Diagnostic Evaluation for DIC - Platelet Count
Low, indicating platelets are being consumed.
Diagnostic Evaluation for DIC - Prothrombin Time (PT)
High, indicating slow clot formation.
Diagnostic Evaluation for DIC - Thrombin Time (TT)
High, indicating delayed fibrin formation.
Diagnostic Evaluation for DIC - Fibrinogen
Low, as it is used up in widespread clotting.
Diagnostic Evaluation for DIC - Fibrin Split Products
High, indicating that clots are being broken down.
Diagnostic Evaluation for DIC - D-dimer
High, confirming that fibrin breakdown is occurring.

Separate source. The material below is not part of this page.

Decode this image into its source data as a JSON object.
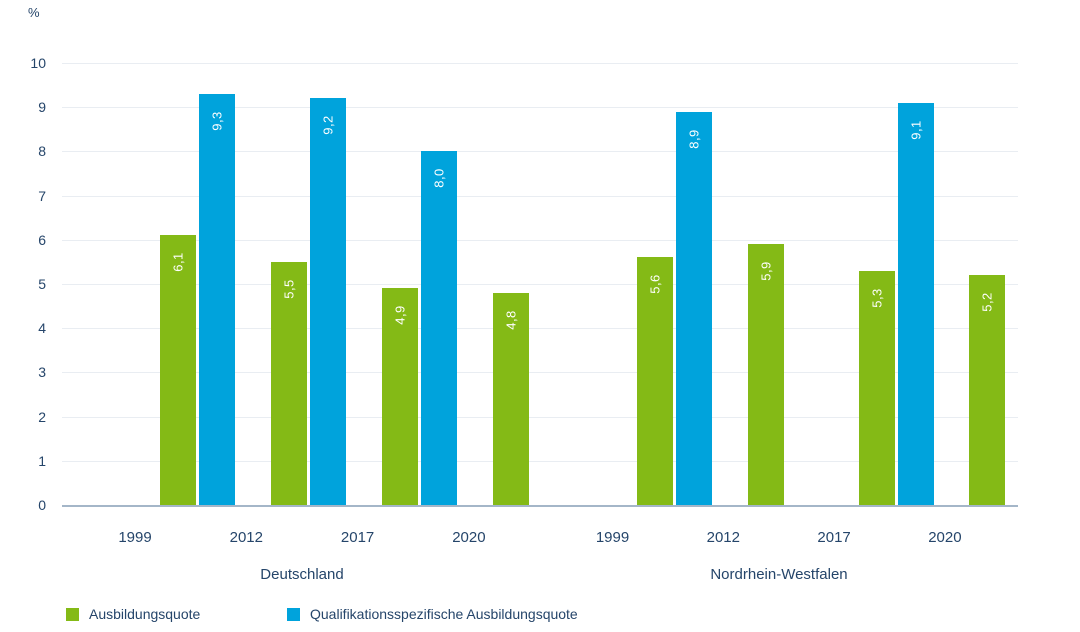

Therapeutic Management for DIC
Identify and treat the underlying cause (e.g., deliver fetus, control infection); medical therapy includes IV heparin, blood replacement, cryoprecipitate, or fresh-frozen plasma.
Goal of DIC Management
To stop the triggering event and allow the body's normal clotting mechanisms to recover.
Nursing Care for DIC
Monitor vital signs, maintain IV/oxygen, monitor bleeding sites, prepare for transfusions, and provide emotional support.

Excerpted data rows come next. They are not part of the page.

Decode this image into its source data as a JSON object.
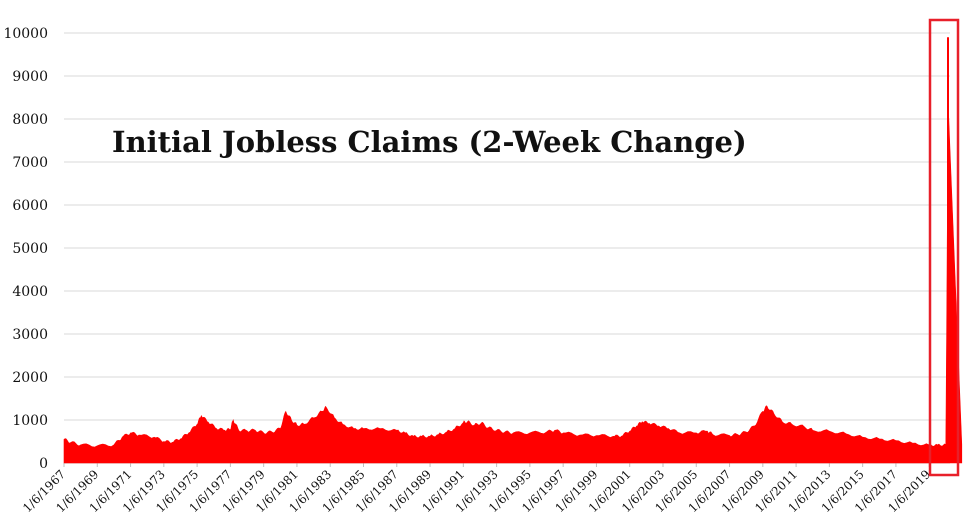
{
  "chart_data": {
    "type": "area",
    "title": "Initial Jobless Claims (2-Week Change)",
    "xlabel": "",
    "ylabel": "",
    "ylim": [
      0,
      10000
    ],
    "yticks": [
      0,
      1000,
      2000,
      3000,
      4000,
      5000,
      6000,
      7000,
      8000,
      9000,
      10000
    ],
    "xticks": [
      "1/6/1967",
      "1/6/1969",
      "1/6/1971",
      "1/6/1973",
      "1/6/1975",
      "1/6/1977",
      "1/6/1979",
      "1/6/1981",
      "1/6/1983",
      "1/6/1985",
      "1/6/1987",
      "1/6/1989",
      "1/6/1991",
      "1/6/1993",
      "1/6/1995",
      "1/6/1997",
      "1/6/1999",
      "1/6/2001",
      "1/6/2003",
      "1/6/2005",
      "1/6/2007",
      "1/6/2009",
      "1/6/2011",
      "1/6/2013",
      "1/6/2015",
      "1/6/2017",
      "1/6/2019"
    ],
    "grid": true,
    "color": "#ff0000",
    "highlight_color": "#e8202a",
    "series": [
      {
        "x": [
          "1967-01",
          "1967-06",
          "1968-01",
          "1969-01",
          "1970-01",
          "1970-07",
          "1971-01",
          "1971-07",
          "1972-06",
          "1973-01",
          "1973-07",
          "1974-01",
          "1974-07",
          "1975-01",
          "1975-04",
          "1975-09",
          "1976-03",
          "1976-09",
          "1977-01",
          "1977-03",
          "1977-07",
          "1978-01",
          "1978-07",
          "1979-01",
          "1979-07",
          "1980-01",
          "1980-05",
          "1980-09",
          "1981-01",
          "1981-06",
          "1982-01",
          "1982-07",
          "1982-10",
          "1983-04",
          "1983-10",
          "1984-06",
          "1985-01",
          "1986-01",
          "1987-01",
          "1987-07",
          "1988-01",
          "1988-07",
          "1989-01",
          "1989-07",
          "1990-01",
          "1990-07",
          "1991-01",
          "1991-04",
          "1991-09",
          "1992-02",
          "1992-07",
          "1993-01",
          "1993-07",
          "1994-01",
          "1995-01",
          "1996-01",
          "1996-07",
          "1997-01",
          "1998-01",
          "1999-01",
          "2000-01",
          "2000-07",
          "2001-01",
          "2001-06",
          "2001-10",
          "2002-03",
          "2002-10",
          "2003-05",
          "2004-01",
          "2005-01",
          "2005-09",
          "2006-01",
          "2007-01",
          "2007-07",
          "2008-01",
          "2008-07",
          "2009-01",
          "2009-04",
          "2009-09",
          "2010-03",
          "2010-10",
          "2011-07",
          "2012-01",
          "2013-01",
          "2014-01",
          "2015-01",
          "2016-01",
          "2017-01",
          "2018-01",
          "2019-01",
          "2019-07",
          "2020-01",
          "2020-03"
        ],
        "y": [
          550,
          480,
          420,
          400,
          420,
          600,
          700,
          650,
          600,
          500,
          480,
          560,
          700,
          900,
          1100,
          950,
          800,
          760,
          780,
          1000,
          760,
          750,
          760,
          700,
          720,
          800,
          1200,
          1000,
          880,
          900,
          1050,
          1200,
          1300,
          1050,
          900,
          800,
          800,
          800,
          760,
          700,
          620,
          620,
          620,
          660,
          720,
          800,
          940,
          960,
          880,
          930,
          820,
          760,
          720,
          700,
          700,
          720,
          760,
          700,
          650,
          640,
          620,
          620,
          740,
          860,
          960,
          920,
          860,
          800,
          700,
          700,
          740,
          660,
          640,
          660,
          720,
          860,
          1200,
          1320,
          1150,
          960,
          900,
          840,
          760,
          740,
          680,
          600,
          560,
          520,
          460,
          420,
          420,
          430,
          9900
        ]
      }
    ]
  }
}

Complications of DIC - Short-Term
Massive hemorrhage, hypovolemic shock, and acute kidney injury.
Complications of DIC - Long-Term
Organ damage from poor perfusion and possible maternal death.
Prevention of DIC
Prompt management of pregnancy complications, avoiding retained products of conception, monitoring at-risk patients, and ensuring safe delivery practices and infection control.
Subinvolution
A condition where the uterus does not shrink back to its pre-pregnancy size within the expected postpartum timeframe.
Classification of Subinvolution - Primary
Occurs without infection; includes Myogenic (weak muscles), Microcirculatory (impaired blood flow), and Endocrine (hormonal/breastfeeding issues) types.